Sri Lanka: Government, Tigers should declare temporary truce and open humanitarian corridors to get civilians out, aid in
The Sri Lankan government and the Liberation Tigers of Tamil Eelam (LTTE) should immediately declare a temporary humanitarian truce and create humanitarian corridors, Amnesty International said today. This would allow more than a quarter of a million civilians trapped in the Wanni region to escape the ongoing war and also let food, water, and medical assistance reach these civilians who cannot leave.
Amnesty International also demanded that the Sri Lankan government ensure that displaced people who have fled the conflict zone to transit centres do not face improper restriction on their movement and are kept safe. Less than 6,000 people from the Wanni have sought shelter in government held areas since December. They are held in de facto detention centres and are vulnerable to abuses by government forces.
“The situation for civilians in the Wanni is unacceptable. People cannot move safely, even to collect the bodies of dead relatives, and the injured have no hospitals,” said Yolanda Foster. “A quarter of a million people are suffering without adequate food and shelter while shells rain down upon them. Most of those who have managed to escape the conflict have not received adequate hospital treatment.”
The last shipment of food to reach the civilian population, which is totally dependent on outside aid, went in on 29 January. Community-based organisations fear thousands of civilians are in critical danger in a rapidly deteriorating situation as the Sri Lankan armed forces attempt to regain all territory from the Tamil Tigers.
Amnesty International urges the Sri Lankan government and the LTTE to immediately:
• Declare a temporary truce in the fighting to allow for the evacuation of civilians along humanitarian corridors and the introduction of humanitarian aid to those remaining;
• Ensure civilians in the conflict zone are given adequate information about the location of aid corridors and can reach these corridors in safety;
• Allow aid agencies to carry out their relief responsibilities and assist civilians and allow international monitors full access to these areas, so that they can monitor the human rights situation in the area and observe the implementation of the truce;
• Ensure reception arrangements for displaced people fleeing the combat zone meet international standards;
• Ensure displaced people housed in transit centres in government-held areas have freedom of movement and are accessible to independent humanitarian aid and observers;
• Allow an interagency assessment team from the United Nations to investigate conditions on the ground and the deployment of human rights monitors in the areas affected by the fighting.
"The most important issue right now is to focus on immediate unimpeded humanitarian assistance for those families trapped between the conflicting parties," said Yolanda Foster. "The government wants international assistance but not international standards.”
The Tamil Tigers have prevented civilians from leaving the conflict zone by instituting a pass system to restrict freedom of movement.
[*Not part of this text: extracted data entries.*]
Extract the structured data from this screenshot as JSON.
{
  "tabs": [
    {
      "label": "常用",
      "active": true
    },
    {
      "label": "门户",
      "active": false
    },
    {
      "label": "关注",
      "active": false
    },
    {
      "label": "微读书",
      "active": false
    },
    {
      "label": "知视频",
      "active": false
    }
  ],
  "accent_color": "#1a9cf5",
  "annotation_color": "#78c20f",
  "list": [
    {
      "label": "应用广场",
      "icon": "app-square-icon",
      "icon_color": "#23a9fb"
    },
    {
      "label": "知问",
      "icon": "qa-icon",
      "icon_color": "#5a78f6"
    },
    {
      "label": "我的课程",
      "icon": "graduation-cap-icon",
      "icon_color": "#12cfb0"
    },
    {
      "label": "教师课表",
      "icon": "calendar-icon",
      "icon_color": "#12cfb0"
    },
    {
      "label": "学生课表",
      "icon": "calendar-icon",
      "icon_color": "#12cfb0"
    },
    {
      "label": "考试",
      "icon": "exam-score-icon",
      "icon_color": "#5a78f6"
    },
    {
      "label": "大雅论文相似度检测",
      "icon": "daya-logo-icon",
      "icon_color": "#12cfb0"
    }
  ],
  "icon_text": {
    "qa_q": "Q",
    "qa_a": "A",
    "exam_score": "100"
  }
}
The Tamil Tigers have forcibly recruited civilians, including children, to build bunkers and serve as troops.
Fears for Safety of Civilians in Government-controlled Centres
The Sri Lankan government has held civilians who have already fled LTTE-held areas since March 2008 at so-called welfare villages. These camps are located at Kalimoddai and Sirukandal in Mannar district and Manik Farm and Nellumkulam in Vavuniya district. The Sri Lankan armed forces have severely restricted the ability of the displaced people held at these camps to move.
“The last operational hospital in the conflict zone has now closed and there are no proper facilities for the critically injured,” said Yolanda Foster. “Even the government-operated hospital at Vavuniya is unable to provide adequate medical treatment.”
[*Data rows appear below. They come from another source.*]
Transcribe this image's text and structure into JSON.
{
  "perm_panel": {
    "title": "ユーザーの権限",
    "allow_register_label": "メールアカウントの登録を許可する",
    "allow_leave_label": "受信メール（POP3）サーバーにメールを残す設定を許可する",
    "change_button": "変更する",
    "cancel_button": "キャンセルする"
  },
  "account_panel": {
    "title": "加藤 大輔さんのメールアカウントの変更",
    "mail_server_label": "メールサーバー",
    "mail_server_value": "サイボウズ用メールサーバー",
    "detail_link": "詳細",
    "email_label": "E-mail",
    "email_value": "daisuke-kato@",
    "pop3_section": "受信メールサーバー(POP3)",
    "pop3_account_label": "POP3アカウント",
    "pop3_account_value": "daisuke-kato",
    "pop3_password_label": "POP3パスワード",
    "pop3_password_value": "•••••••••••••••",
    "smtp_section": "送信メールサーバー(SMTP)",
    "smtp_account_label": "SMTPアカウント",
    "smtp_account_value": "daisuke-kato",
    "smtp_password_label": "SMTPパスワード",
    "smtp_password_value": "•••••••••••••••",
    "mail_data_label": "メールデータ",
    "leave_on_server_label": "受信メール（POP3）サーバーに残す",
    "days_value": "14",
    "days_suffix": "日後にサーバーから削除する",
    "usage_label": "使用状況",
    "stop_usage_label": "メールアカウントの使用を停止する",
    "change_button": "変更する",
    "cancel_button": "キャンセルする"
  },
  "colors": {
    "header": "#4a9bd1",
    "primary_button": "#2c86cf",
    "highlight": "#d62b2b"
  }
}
Although the government has allowed some displaced people out of these camps for education, livelihood and health purposes, they are required to leave a family member in the camp as a safeguard against them escaping. This policy violates the international legal prohibition of hostage taking.
The Sri Lankan government is keeping displaced people coming out of the Wanni in new temporary sites being created in Mannar, Vavuniya and Jaffna districts.
While the ICRC and the UN Refugee Agency (UNHCR) have been allowed limited access to the existing centres, the government has not allowed other humanitarian agencies access.
Amnesty International has received reports that Sri Lankan armed forces screen civilians who have fled the Wanni area, and have detained several people in police custody.
Given past experiences, there are credible fears among civilians that those confined in transit centres could be vulnerable to enforced disappearances or extrajudicial executions, as well as increased targeting of persons, including arbitrary detention and harassment on an ethnic basis. There have been reports of several hundred cases of enforced disappearances in Sri Lanka since 2006, many of them in government-controlled areas.
Sri Lanka is legally obliged to refrain from arbitrarily detaining any persons. The United Nations Guiding Principles on Internal Displacement (the international framework for the protection of displaced people) provides that, consistent with the right to liberty, internally displaced persons “shall not be interned in or confined to a camp.” The Principles recognize that “exceptional circumstances” may permit confinement only for so long as it is “absolutely necessary,” but the Sri Lankan government has not demonstrated that such circumstances exist.